Est-ce que depuis le début de la crise sanitaire, tu as vu une augmentation des sans-abris ?
Oui, de nombreux commerces ont fait faillite. Les jeunes et les femmes qui avaient des emplois à mi-temps ont surtout été touchés par cette crise.
J’en ai déjà vu plusieurs dans la rue. On les reconnaît car ils essaient de rester propre sur eux.
Comment cette envie d’aider les plus démunis t’ai venue ?
Quand on vit au Japon depuis autant d’années que moi, on sait que dans ce pays, tout n’est pas rose. Ici, comme dans d’autres pays, il y a la misère. En fait, pour moi, c’est la base du capitalisme. Tant qu’il y a du capitalisme, il y a de la misère. C’est un système de destruction.
Cette envie vient aussi de mon éducation. J’ai été élevé en ex-Yougoslavie. Mon père était cadre du parti communiste et à l’école, on avait l’obligation de suivre des cours sur le marxisme. Je détestais ces cours ! C’est plus tard, quand j’ai eu mon libre-arbitre pour lire les livres que je voulais, que je me suis intéressé à certaines idées communistes mais aussi anarchistes.
Et je pense que lorsque l’on peut aider, il faut le faire, même si au fond de moi, je préférerais rester chez moi à lire et à passer du temps avec ma compagne et mes chats… surtout l’hiver !


Mais pour moi, c’est indécent de ne rien faire. Regardes où en est la planète à cause de notre indifférence !
Tu n’as jamais eu envie de te lancer dans la politique ?
Je suis déjà membre d’un syndicat à Tokyo qui m’a d’ailleurs beaucoup aidé lorsque j’étais en conflit avec mon ancienne école de langues.
C’est presque une nécessité de se syndiquer au Japon car il n’y a pas de Prud’hommes. Sans syndicat, tu es tout seul à affronter les conflits avec tes employeurs. Il y a beaucoup de solidarité dans le syndicat où je suis membre.
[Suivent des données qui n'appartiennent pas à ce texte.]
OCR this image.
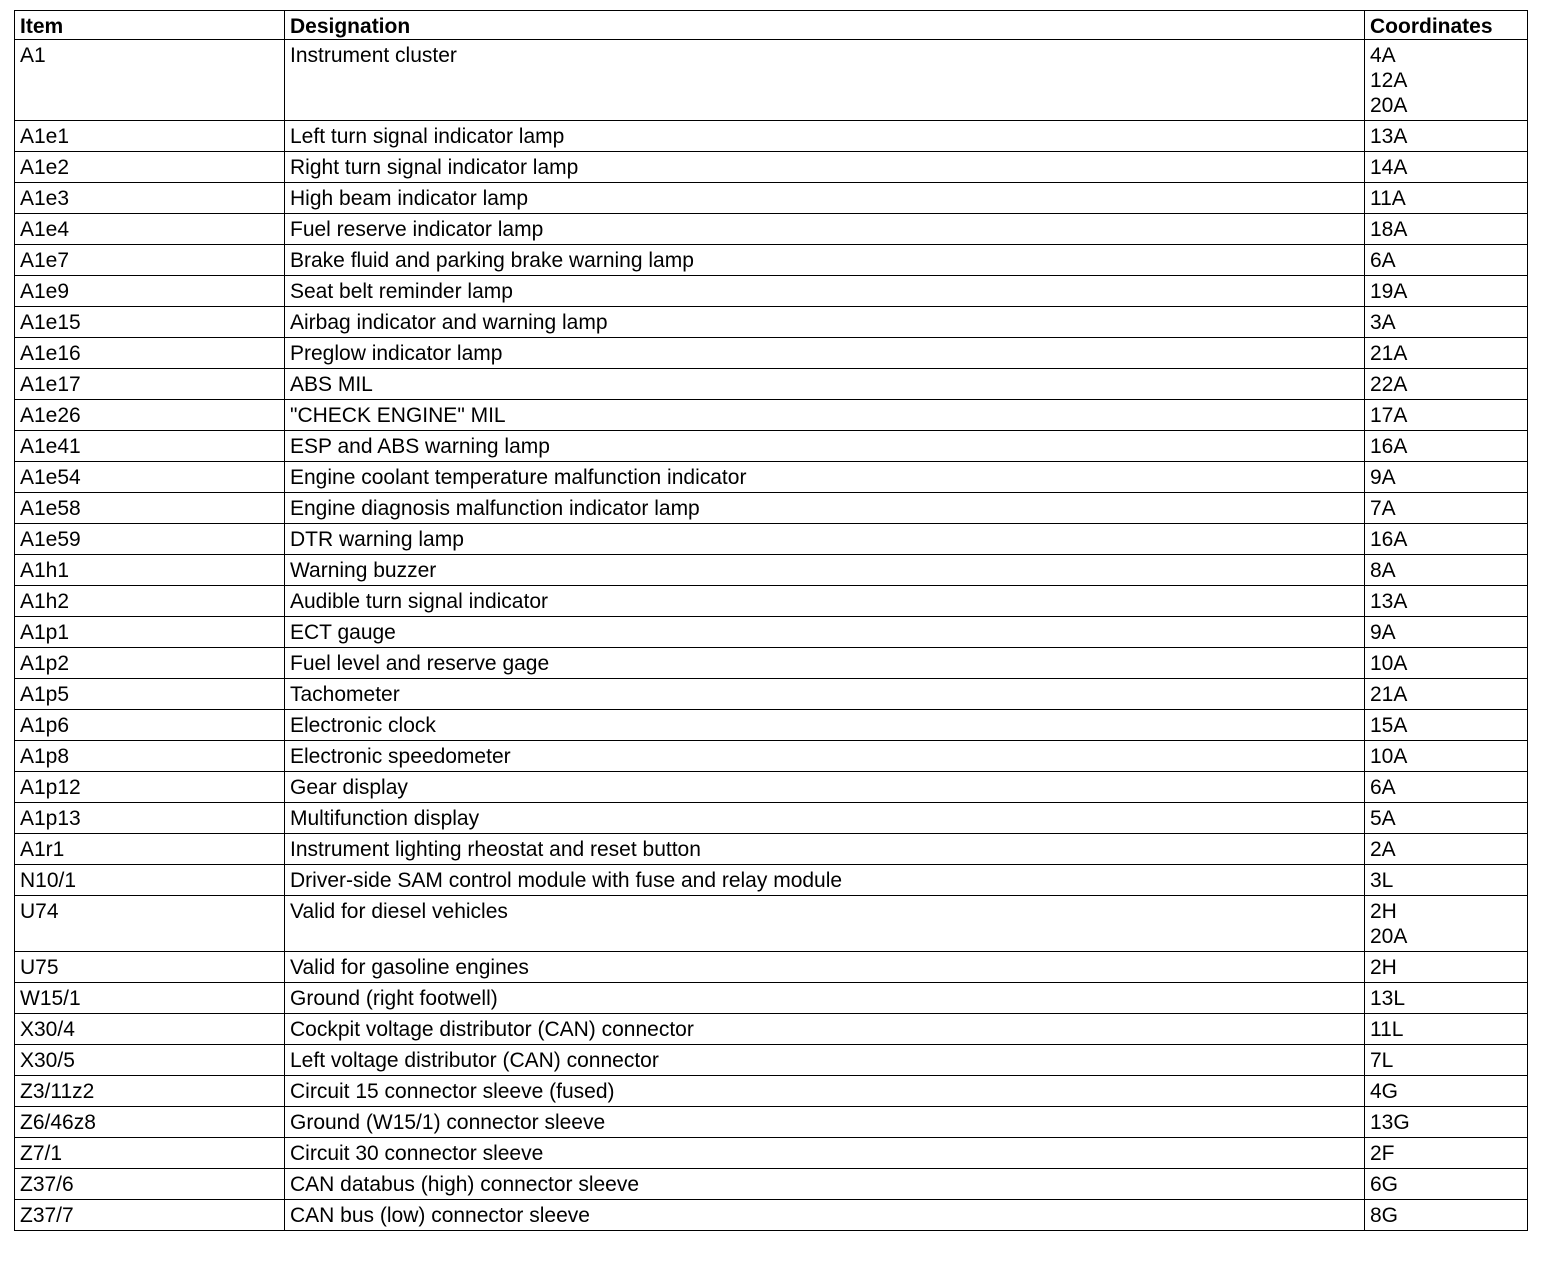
Item	Designation	Coordinates
A1	Instrument cluster	4A
12A
20A

A1e1	Left turn signal indicator lamp	13A

A1e2	Right turn signal indicator lamp	14A

A1e3	High beam indicator lamp	11A

A1e4	Fuel reserve indicator lamp	18A

A1e7	Brake fluid and parking brake warning lamp	6A

A1e9	Seat belt reminder lamp	19A

A1e15	Airbag indicator and warning lamp	3A

A1e16	Preglow indicator lamp	21A

A1e17	ABS MIL	22A

A1e26	"CHECK ENGINE" MIL	17A

A1e41	ESP and ABS warning lamp	16A

A1e54	Engine coolant temperature malfunction indicator	9A

A1e58	Engine diagnosis malfunction indicator lamp	7A

A1e59	DTR warning lamp	16A

A1h1	Warning buzzer	8A

A1h2	Audible turn signal indicator	13A

A1p1	ECT gauge	9A

A1p2	Fuel level and reserve gage	10A

A1p5	Tachometer	21A

A1p6	Electronic clock	15A

A1p8	Electronic speedometer	10A

A1p12	Gear display	6A

A1p13	Multifunction display	5A

A1r1	Instrument lighting rheostat and reset button	2A

N10/1	Driver-side SAM control module with fuse and relay module	3L

U74	Valid for diesel vehicles	2H
20A

U75	Valid for gasoline engines	2H

W15/1	Ground (right footwell)	13L

X30/4	Cockpit voltage distributor (CAN) connector	11L

X30/5	Left voltage distributor (CAN) connector	7L

Z3/11z2	Circuit 15 connector sleeve (fused)	4G

Z6/46z8	Ground (W15/1) connector sleeve	13G

Z7/1	Circuit 30 connector sleeve	2F

Z37/6	CAN databus (high) connector sleeve	6G

Z37/7	CAN bus (low) connector sleeve	8G
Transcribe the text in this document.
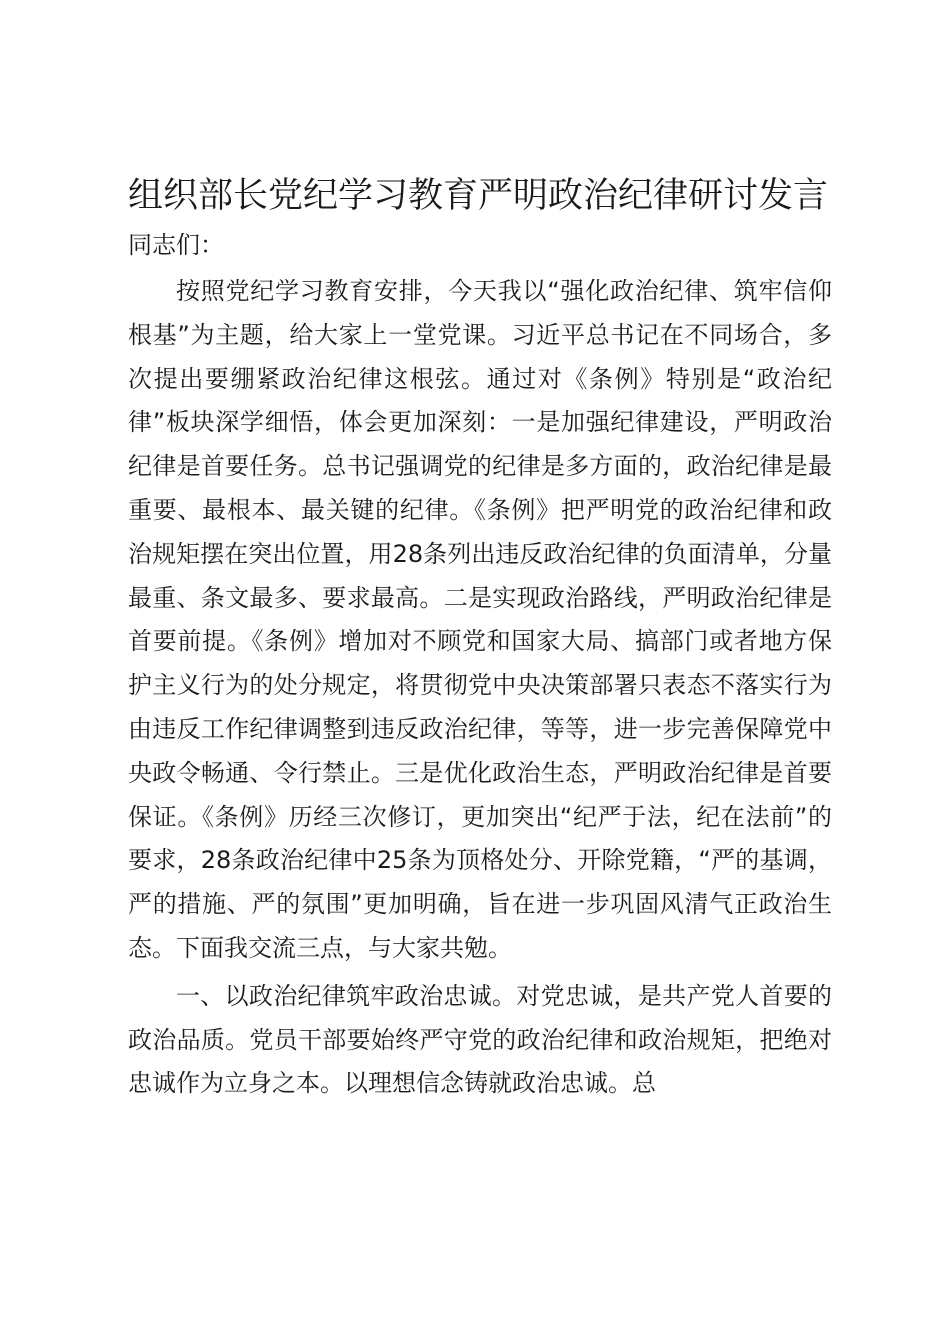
组织部长党纪学习教育严明政治纪律研讨发言

同志们：

按照党纪学习教育安排，今天我以“强化政治纪律、筑牢信仰根基”为主题，给大家上一堂党课。习近平总书记在不同场合，多次提出要绷紧政治纪律这根弦。通过对《条例》特别是“政治纪律”板块深学细悟，体会更加深刻：一是加强纪律建设，严明政治纪律是首要任务。总书记强调党的纪律是多方面的，政治纪律是最重要、最根本、最关键的纪律。《条例》把严明党的政治纪律和政治规矩摆在突出位置，用28条列出违反政治纪律的负面清单，分量最重、条文最多、要求最高。二是实现政治路线，严明政治纪律是首要前提。《条例》增加对不顾党和国家大局、搞部门或者地方保护主义行为的处分规定，将贯彻党中央决策部署只表态不落实行为由违反工作纪律调整到违反政治纪律，等等，进一步完善保障党中央政令畅通、令行禁止。三是优化政治生态，严明政治纪律是首要保证。《条例》历经三次修订，更加突出“纪严于法，纪在法前”的要求，28条政治纪律中25条为顶格处分、开除党籍，“严的基调，严的措施、严的氛围”更加明确，旨在进一步巩固风清气正政治生态。下面我交流三点，与大家共勉。

一、以政治纪律筑牢政治忠诚。对党忠诚，是共产党人首要的政治品质。党员干部要始终严守党的政治纪律和政治规矩，把绝对忠诚作为立身之本。以理想信念铸就政治忠诚。总
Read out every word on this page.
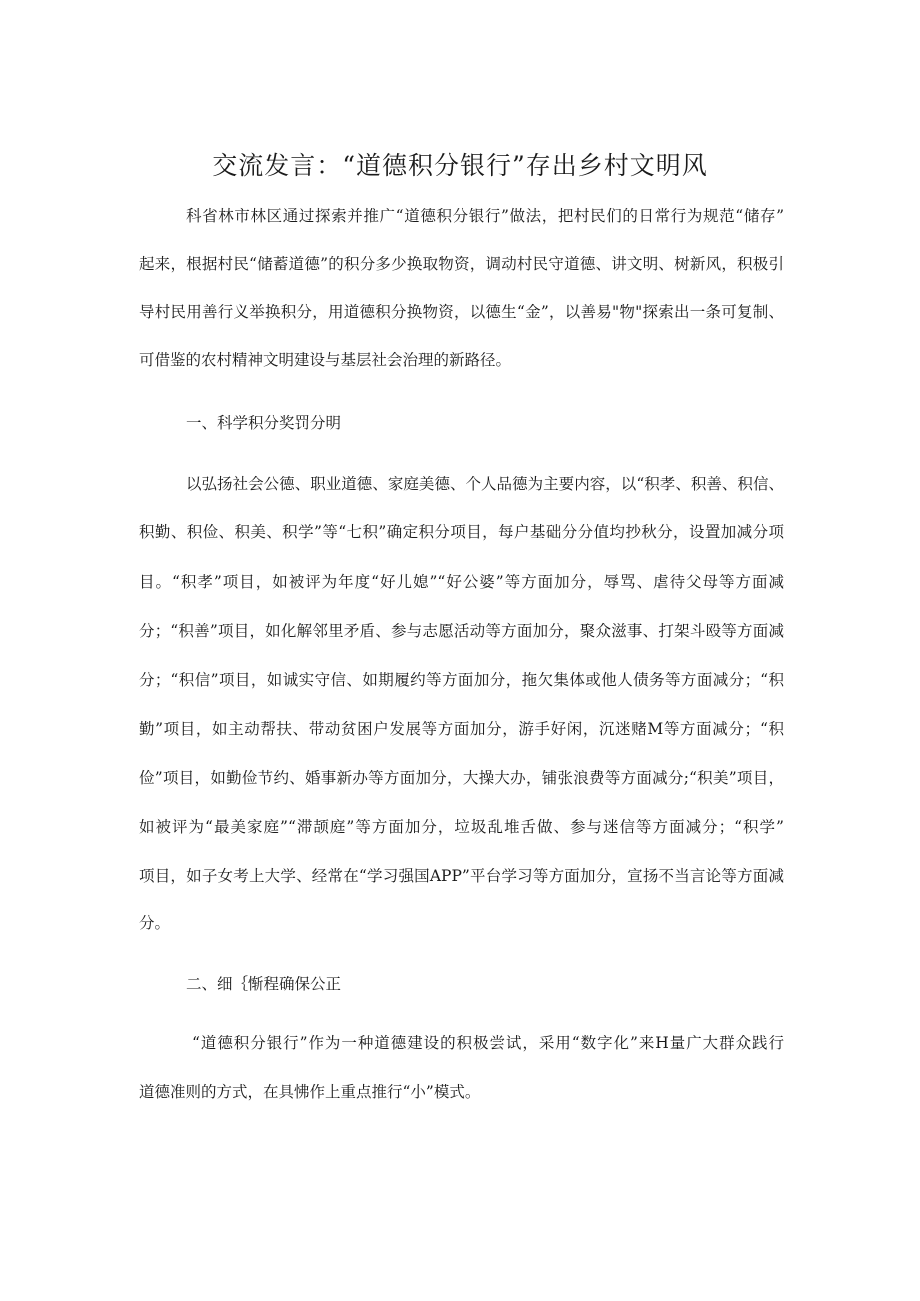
交流发言：“道德积分银行”存出乡村文明风

科省林市林区通过探索并推广“道德积分银行”做法，把村民们的日常行为规范“储存”

起来，根据村民“储蓄道德”的积分多少换取物资，调动村民守道德、讲文明、树新风，积极引

导村民用善行义举换积分，用道德积分换物资，以德生“金”，以善易"物"探索出一条可复制、

可借鉴的农村精神文明建设与基层社会治理的新路径。

一、科学积分奖罚分明

以弘扬社会公德、职业道德、家庭美德、个人品德为主要内容，以“积孝、积善、积信、

积勤、积俭、积美、积学”等“七积”确定积分项目，每户基础分分值均抄秋分，设置加减分项

目。“积孝”项目，如被评为年度“好儿媳”“好公婆”等方面加分，辱骂、虐待父母等方面减

分；“积善”项目，如化解邻里矛盾、参与志愿活动等方面加分，聚众滋事、打架斗殴等方面减

分；“积信”项目，如诚实守信、如期履约等方面加分，拖欠集体或他人债务等方面减分；“积

勤”项目，如主动帮扶、带动贫困户发展等方面加分，游手好闲，沉迷赌M等方面减分；“积

俭”项目，如勤俭节约、婚事新办等方面加分，大操大办，铺张浪费等方面减分;“积美”项目，

如被评为“最美家庭”“滞颉庭”等方面加分，垃圾乱堆舌做、参与迷信等方面减分；“积学”

项目，如子女考上大学、经常在“学习强国APP”平台学习等方面加分，宣扬不当言论等方面减

分。

二、细｛惭程确保公正

“道德积分银行”作为一种道德建设的积极尝试，采用“数字化”来H量广大群众践行

道德准则的方式，在具怫作上重点推行“小”模式。
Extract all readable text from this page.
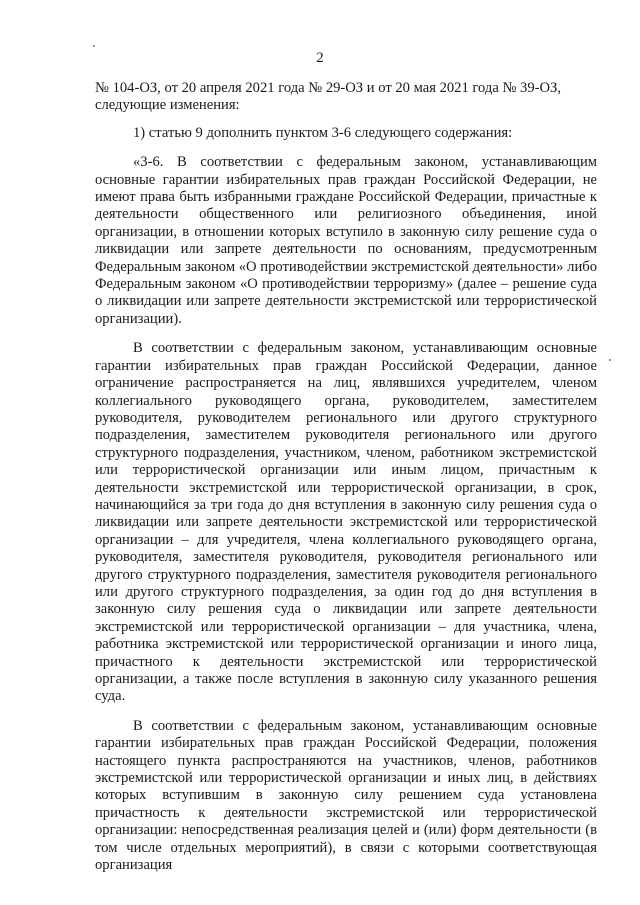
2

№ 104-ОЗ, от 20 апреля 2021 года № 29-ОЗ и от 20 мая 2021 года № 39-ОЗ,
следующие изменения:

1) статью 9 дополнить пунктом 3-6 следующего содержания:

«3-6. В соответствии с федеральным законом, устанавливающим основные гарантии избирательных прав граждан Российской Федерации, не имеют права быть избранными граждане Российской Федерации, причастные к деятельности общественного или религиозного объединения, иной организации, в отношении которых вступило в законную силу решение суда о ликвидации или запрете деятельности по основаниям, предусмотренным Федеральным законом «О противодействии экстремистской деятельности» либо Федеральным законом «О противодействии терроризму» (далее – решение суда о ликвидации или запрете деятельности экстремистской или террористической организации).

В соответствии с федеральным законом, устанавливающим основные гарантии избирательных прав граждан Российской Федерации, данное ограничение распространяется на лиц, являвшихся учредителем, членом коллегиального руководящего органа, руководителем, заместителем руководителя, руководителем регионального или другого структурного подразделения, заместителем руководителя регионального или другого структурного подразделения, участником, членом, работником экстремистской или террористической организации или иным лицом, причастным к деятельности экстремистской или террористической организации, в срок, начинающийся за три года до дня вступления в законную силу решения суда о ликвидации или запрете деятельности экстремистской или террористической организации – для учредителя, члена коллегиального руководящего органа, руководителя, заместителя руководителя, руководителя регионального или другого структурного подразделения, заместителя руководителя регионального или другого структурного подразделения, за один год до дня вступления в законную силу решения суда о ликвидации или запрете деятельности экстремистской или террористической организации – для участника, члена, работника экстремистской или террористической организации и иного лица, причастного к деятельности экстремистской или террористической организации, а также после вступления в законную силу указанного решения суда.

В соответствии с федеральным законом, устанавливающим основные гарантии избирательных прав граждан Российской Федерации, положения настоящего пункта распространяются на участников, членов, работников экстремистской или террористической организации и иных лиц, в действиях которых вступившим в законную силу решением суда установлена причастность к деятельности экстремистской или террористической организации: непосредственная реализация целей и (или) форм деятельности (в том числе отдельных мероприятий), в связи с которыми соответствующая организация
Quel est aujourd’hui ton ressenti sur ta vie au Japon ?
Je suis mitigé. Le sentiment de sécurité et de sérénité que je ressens en vivant au Japon, je ne pourrai pas l’avoir en France ou en Bosnie ! Les gens ici sont disciplinés et respectueux de ce qui les entoure. C’est agréable à vivre.
Ce qui me plaît moins, c’est que le Japon est un pays très conservateur et les mouvements d’émancipation comme le féminisme ont dû mal à émerger. Pourtant, il y a eu pendant l’ére Taicho entre la Première et la Seconde Guerre Mondiale, une période avec de grandes manifestations pacifistes portant des idées d’émancipation, qui ont été vite réprimées.
Ma compagne Japonaise est une ultra-féministe et au quotidien, elle se sent souvent très seule à se battre contre cette société patriarcale.
Justement, avec ta mentalité et tes convictions politiques, ce n’est pas trop dur pour toi de vivre dans un pays qui a dû mal à évoluer dans certains domaines (justice sociale, égalité des sexes, enjeux environnementaux…) ?
J’en ai perdu mes cheveux !! Ici, on est très en retard dans tous ces domaines. Mais je pense que la nouvelle génération évolue dans le bons sens.
Certains ne supportent plus ce que la société leur impose et décident de changer de vie, de tout quitter et de partir vivre à la campagne. Je comprends et dans le même temps, je pense que l’on ne peut pas « changer le monde » en se mettant en marge de la société.
Y-a-t-il un évènement que tu as vécu au Japon et qui t’a marqué ?
J’ai été marqué par les tremblements de terre, surtout celui de 2011 suivi d’un Tsunami qui a provoqué une catastrophe nucléaire. J’étais à Tokyo et c’était impressionnant.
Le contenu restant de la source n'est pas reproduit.